Wenn Menschen die Handlungen einer anderen Person explizit darstellen (wie beispielsweise das Video einer Handbewegung), entsteht etwas, das dem klassischen Konformitätseffekt ähnelt. Die Wirkung, einer anderen Person bei der Ausführung einer Handlung zuzusehen, ist mindestens genauso stark wie die Erfahrung der Urteile einer anderen Gruppe.

Viele dieser Ergebnisse spiegeln möglicherweise die Erinnerungen wider, die Menschen an die Handlungen anderer haben, da beide Hirnareale einbeziehen, die für die Handlungsplanung zuständig sind. Zunächst mag es seltsam erscheinen, dass Menschen ihre eigenen Handlungen mit denen anderer verwechseln.

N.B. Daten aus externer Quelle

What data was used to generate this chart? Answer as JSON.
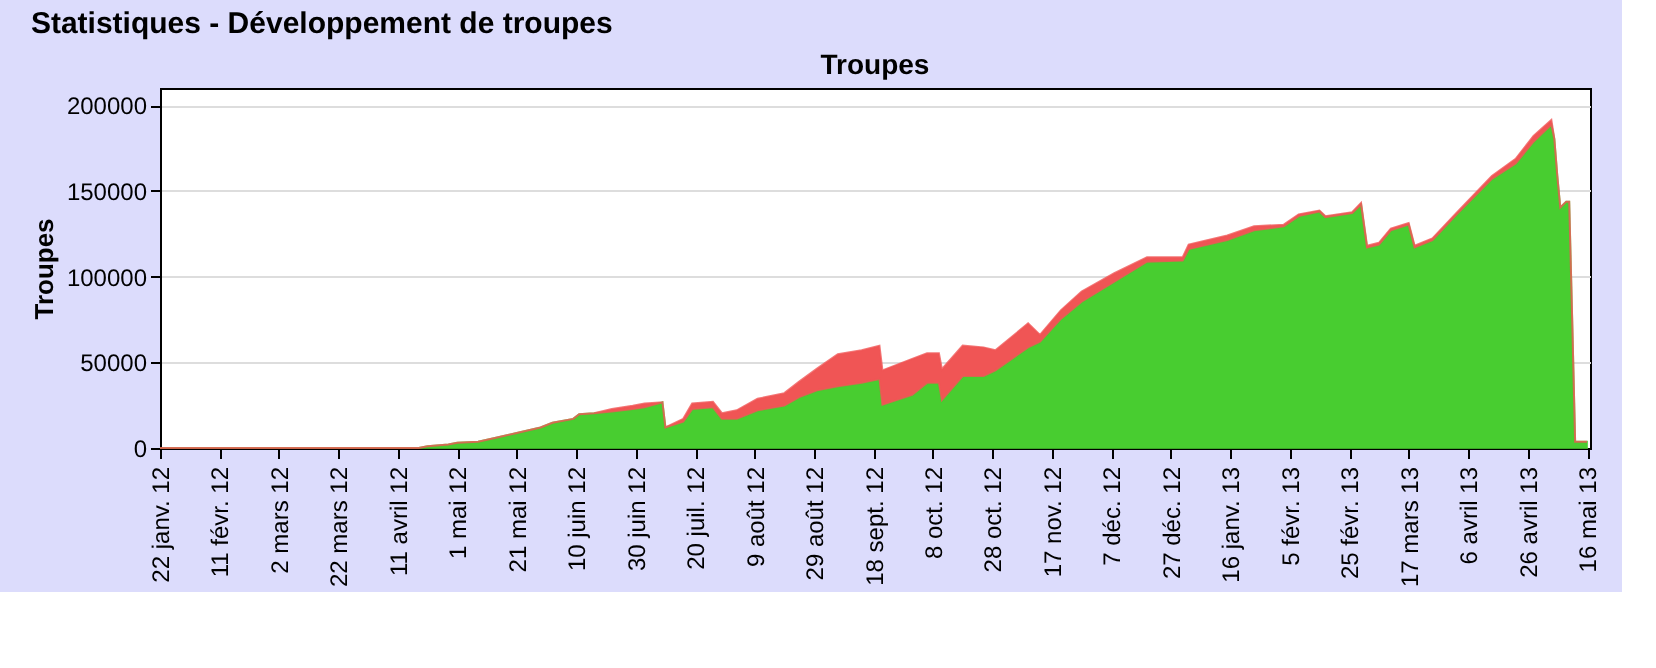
{
  "chart_data": {
    "type": "area",
    "title": "Statistiques - Développement de troupes",
    "subtitle": "Troupes",
    "ylabel": "Troupes",
    "stacked": true,
    "legend": false,
    "grid": "y",
    "x": [
      "2012-01-22",
      "2012-04-18",
      "2012-04-21",
      "2012-04-28",
      "2012-05-01",
      "2012-05-08",
      "2012-05-14",
      "2012-05-21",
      "2012-05-29",
      "2012-06-02",
      "2012-06-09",
      "2012-06-11",
      "2012-06-16",
      "2012-06-22",
      "2012-06-29",
      "2012-07-03",
      "2012-07-09",
      "2012-07-10",
      "2012-07-16",
      "2012-07-19",
      "2012-07-26",
      "2012-07-29",
      "2012-08-03",
      "2012-08-10",
      "2012-08-19",
      "2012-08-24",
      "2012-08-30",
      "2012-09-06",
      "2012-09-14",
      "2012-09-20",
      "2012-09-21",
      "2012-10-01",
      "2012-10-06",
      "2012-10-10",
      "2012-10-11",
      "2012-10-18",
      "2012-10-25",
      "2012-10-29",
      "2012-11-09",
      "2012-11-13",
      "2012-11-20",
      "2012-11-27",
      "2012-12-08",
      "2012-12-19",
      "2012-12-31",
      "2013-01-02",
      "2013-01-15",
      "2013-01-24",
      "2013-02-03",
      "2013-02-08",
      "2013-02-15",
      "2013-02-17",
      "2013-02-26",
      "2013-03-01",
      "2013-03-03",
      "2013-03-07",
      "2013-03-11",
      "2013-03-17",
      "2013-03-19",
      "2013-03-25",
      "2013-04-02",
      "2013-04-14",
      "2013-04-22",
      "2013-04-28",
      "2013-05-04",
      "2013-05-05",
      "2013-05-06",
      "2013-05-07",
      "2013-05-09",
      "2013-05-10",
      "2013-05-11",
      "2013-05-12",
      "2013-05-16"
    ],
    "series": [
      {
        "color": "#48cd30",
        "values": [
          0,
          0,
          1000,
          2000,
          3000,
          3700,
          6000,
          8700,
          12000,
          14700,
          17000,
          19700,
          20300,
          21300,
          22700,
          23700,
          26700,
          12000,
          15300,
          22700,
          23700,
          17000,
          17000,
          22000,
          24700,
          29700,
          33700,
          36000,
          38000,
          40300,
          25300,
          31000,
          38000,
          38000,
          28000,
          42000,
          42000,
          45300,
          58700,
          62000,
          75300,
          85300,
          97000,
          108700,
          109300,
          116000,
          121300,
          127000,
          129300,
          135300,
          138000,
          134700,
          137000,
          142000,
          117000,
          118700,
          127000,
          130300,
          117000,
          121300,
          136000,
          157000,
          166000,
          178700,
          188700,
          180300,
          158700,
          140300,
          143700,
          143700,
          75300,
          3700,
          3700
        ]
      },
      {
        "color": "#f05555",
        "values": [
          0,
          0,
          0,
          0,
          0,
          0,
          0,
          0,
          0,
          0,
          0,
          0,
          0,
          1400,
          2000,
          2300,
          0,
          0,
          1700,
          3300,
          3300,
          3300,
          5000,
          6700,
          7300,
          9000,
          12600,
          18700,
          19000,
          19400,
          20000,
          21000,
          17300,
          17300,
          18000,
          17700,
          16700,
          11700,
          14000,
          4000,
          5000,
          6000,
          5000,
          2600,
          2000,
          2700,
          2700,
          2300,
          1000,
          1000,
          500,
          500,
          500,
          1000,
          1000,
          1000,
          1000,
          1000,
          1000,
          1000,
          1000,
          1700,
          2700,
          3300,
          2600,
          0,
          0,
          0,
          0,
          0,
          0,
          0,
          0
        ]
      }
    ],
    "xlim": [
      "2012-01-22",
      "2013-05-17"
    ],
    "xticks": [
      {
        "value": "2012-01-22",
        "label": "22 janv. 12"
      },
      {
        "value": "2012-02-11",
        "label": "11 févr. 12"
      },
      {
        "value": "2012-03-02",
        "label": "2 mars 12"
      },
      {
        "value": "2012-03-22",
        "label": "22 mars 12"
      },
      {
        "value": "2012-04-11",
        "label": "11 avril 12"
      },
      {
        "value": "2012-05-01",
        "label": "1 mai 12"
      },
      {
        "value": "2012-05-21",
        "label": "21 mai 12"
      },
      {
        "value": "2012-06-10",
        "label": "10 juin 12"
      },
      {
        "value": "2012-06-30",
        "label": "30 juin 12"
      },
      {
        "value": "2012-07-20",
        "label": "20 juil. 12"
      },
      {
        "value": "2012-08-09",
        "label": "9 août 12"
      },
      {
        "value": "2012-08-29",
        "label": "29 août 12"
      },
      {
        "value": "2012-09-18",
        "label": "18 sept. 12"
      },
      {
        "value": "2012-10-08",
        "label": "8 oct. 12"
      },
      {
        "value": "2012-10-28",
        "label": "28 oct. 12"
      },
      {
        "value": "2012-11-17",
        "label": "17 nov. 12"
      },
      {
        "value": "2012-12-07",
        "label": "7 déc. 12"
      },
      {
        "value": "2012-12-27",
        "label": "27 déc. 12"
      },
      {
        "value": "2013-01-16",
        "label": "16 janv. 13"
      },
      {
        "value": "2013-02-05",
        "label": "5 févr. 13"
      },
      {
        "value": "2013-02-25",
        "label": "25 févr. 13"
      },
      {
        "value": "2013-03-17",
        "label": "17 mars 13"
      },
      {
        "value": "2013-04-06",
        "label": "6 avril 13"
      },
      {
        "value": "2013-04-26",
        "label": "26 avril 13"
      },
      {
        "value": "2013-05-16",
        "label": "16 mai 13"
      }
    ],
    "ylim": [
      0,
      210000
    ],
    "yticks": [
      0,
      50000,
      100000,
      150000,
      200000
    ]
  }
}
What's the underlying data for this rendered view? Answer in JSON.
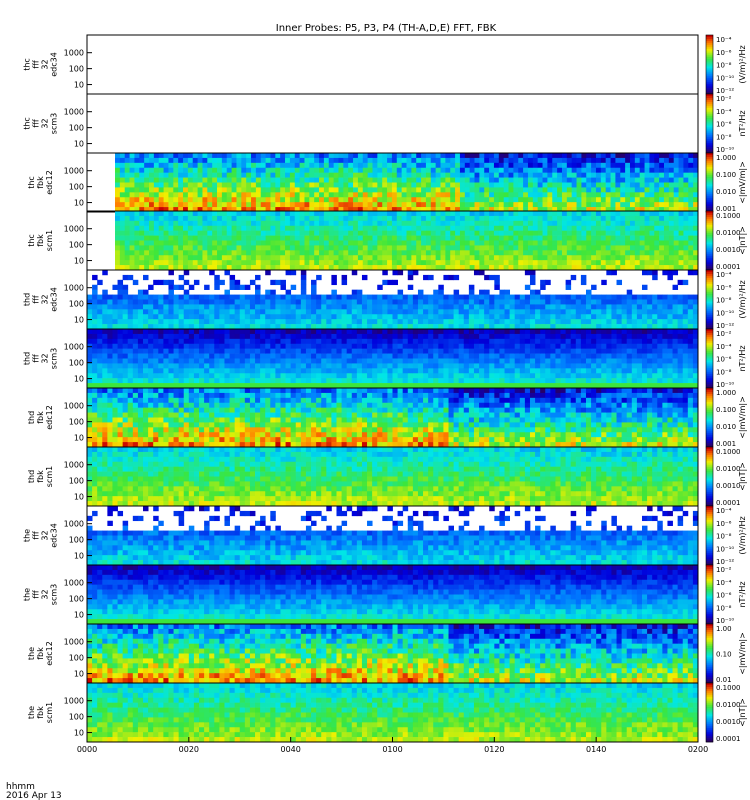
{
  "chart_data": {
    "type": "heatmap",
    "title": "Inner Probes: P5, P3, P4 (TH-A,D,E) FFT, FBK",
    "x_tick_labels": [
      "0000",
      "0020",
      "0040",
      "0100",
      "0120",
      "0140",
      "0200"
    ],
    "x_axis_label": "hhmm",
    "date_label": "2016 Apr 13",
    "y_tick_labels": [
      "10",
      "100",
      "1000"
    ],
    "panels": [
      {
        "label": [
          "thc",
          "fff",
          "32",
          "edc34"
        ],
        "colorbar_ticks": [
          "10⁻⁴",
          "10⁻⁶",
          "10⁻⁸",
          "10⁻¹⁰",
          "10⁻¹²"
        ],
        "unit": "(V/m)²/Hz",
        "empty": true
      },
      {
        "label": [
          "thc",
          "fff",
          "32",
          "scm3"
        ],
        "colorbar_ticks": [
          "10⁻²",
          "10⁻⁴",
          "10⁻⁶",
          "10⁻⁸",
          "10⁻¹⁰"
        ],
        "unit": "nT²/Hz",
        "empty": true
      },
      {
        "label": [
          "thc",
          "fbk",
          "edc12"
        ],
        "colorbar_ticks": [
          "1.000",
          "0.100",
          "0.010",
          "0.001"
        ],
        "unit": "<|mV/m|>",
        "empty": false
      },
      {
        "label": [
          "thc",
          "fbk",
          "scm1"
        ],
        "colorbar_ticks": [
          "0.1000",
          "0.0100",
          "0.0010",
          "0.0001"
        ],
        "unit": "<|nT|>",
        "empty": false
      },
      {
        "label": [
          "thd",
          "fff",
          "32",
          "edc34"
        ],
        "colorbar_ticks": [
          "10⁻⁴",
          "10⁻⁶",
          "10⁻⁸",
          "10⁻¹⁰",
          "10⁻¹²"
        ],
        "unit": "(V/m)²/Hz",
        "empty": false
      },
      {
        "label": [
          "thd",
          "fff",
          "32",
          "scm3"
        ],
        "colorbar_ticks": [
          "10⁻²",
          "10⁻⁴",
          "10⁻⁶",
          "10⁻⁸",
          "10⁻¹⁰"
        ],
        "unit": "nT²/Hz",
        "empty": false
      },
      {
        "label": [
          "thd",
          "fbk",
          "edc12"
        ],
        "colorbar_ticks": [
          "1.000",
          "0.100",
          "0.010",
          "0.001"
        ],
        "unit": "<|mV/m|>",
        "empty": false
      },
      {
        "label": [
          "thd",
          "fbk",
          "scm1"
        ],
        "colorbar_ticks": [
          "0.1000",
          "0.0100",
          "0.0010",
          "0.0001"
        ],
        "unit": "<|nT|>",
        "empty": false
      },
      {
        "label": [
          "the",
          "fff",
          "32",
          "edc34"
        ],
        "colorbar_ticks": [
          "10⁻⁴",
          "10⁻⁶",
          "10⁻⁸",
          "10⁻¹⁰",
          "10⁻¹²"
        ],
        "unit": "(V/m)²/Hz",
        "empty": false
      },
      {
        "label": [
          "the",
          "fff",
          "32",
          "scm3"
        ],
        "colorbar_ticks": [
          "10⁻²",
          "10⁻⁴",
          "10⁻⁶",
          "10⁻⁸",
          "10⁻¹⁰"
        ],
        "unit": "nT²/Hz",
        "empty": false
      },
      {
        "label": [
          "the",
          "fbk",
          "edc12"
        ],
        "colorbar_ticks": [
          "1.00",
          "0.10",
          "0.01"
        ],
        "unit": "<|mV/m|>",
        "empty": false
      },
      {
        "label": [
          "the",
          "fbk",
          "scm1"
        ],
        "colorbar_ticks": [
          "0.1000",
          "0.0100",
          "0.0010",
          "0.0001"
        ],
        "unit": "<|nT|>",
        "empty": false
      }
    ]
  }
}
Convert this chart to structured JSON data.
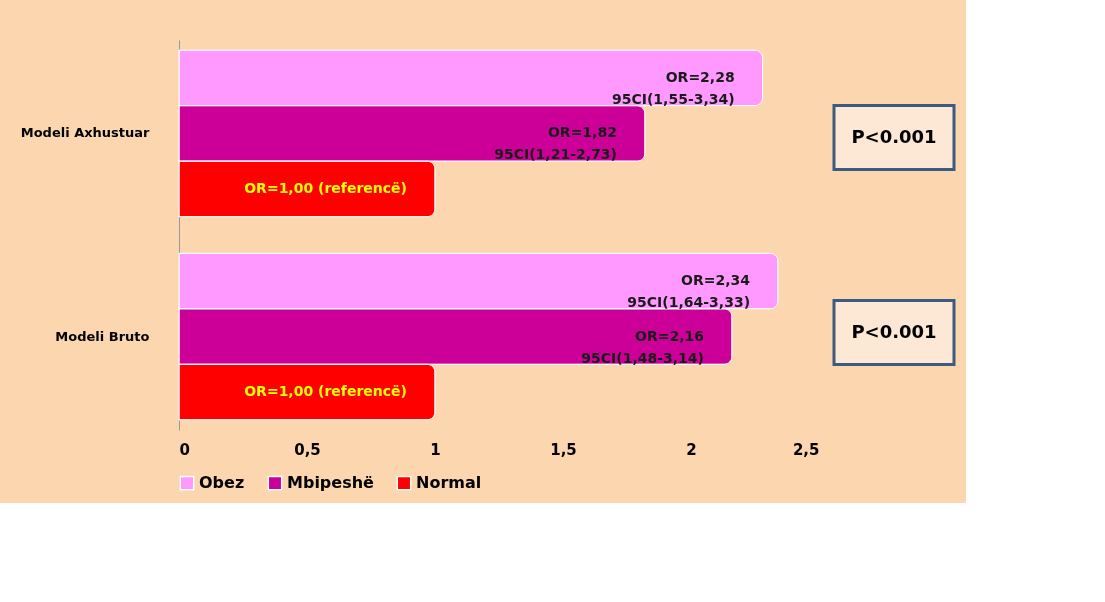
{
  "chart_data": {
    "type": "bar",
    "orientation": "horizontal",
    "categories": [
      "Modeli Axhustuar",
      "Modeli Bruto"
    ],
    "series": [
      {
        "name": "Obez",
        "color": "#ff99ff",
        "values": [
          2.28,
          2.34
        ],
        "value_labels": [
          "OR=2,28\n95CI(1,55-3,34)",
          "OR=2,34\n95CI(1,64-3,33)"
        ]
      },
      {
        "name": "Mbipeshë",
        "color": "#cc0099",
        "values": [
          1.82,
          2.16
        ],
        "value_labels": [
          "OR=1,82\n95CI(1,21-2,73)",
          "OR=2,16\n95CI(1,48-3,14)"
        ]
      },
      {
        "name": "Normal",
        "color": "#ff0000",
        "values": [
          1.0,
          1.0
        ],
        "value_labels": [
          "OR=1,00 (referencë)",
          "OR=1,00 (referencë)"
        ]
      }
    ],
    "xlim": [
      0,
      2.5
    ],
    "xticks": [
      0,
      {
        "value": 0.5,
        "label": "0,5"
      },
      1,
      {
        "value": 1.5,
        "label": "1,5"
      },
      2,
      {
        "value": 2.5,
        "label": "2,5"
      }
    ],
    "annotations": [
      "P<0.001",
      "P<0.001"
    ],
    "grid": false,
    "legend": "bottom"
  }
}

Erst in jüngster Zeit unserer Evolutionsgeschichte spielte es eine Rolle, ob unsere Erinnerungen etwas widerspiegelten, das wir selbst getan oder beobachtet hatten. Kulturell gesehen legen wir großen Wert darauf, bestimmten Personen die Schuld für Handlungen zuzuordnen. Für die meisten anderen Arten ist es jedoch langfristig unerheblich, ob einzelne Tiere detaillierte Erinnerungen daran haben, wer in der Vergangenheit welche Handlung ausgeführt hat.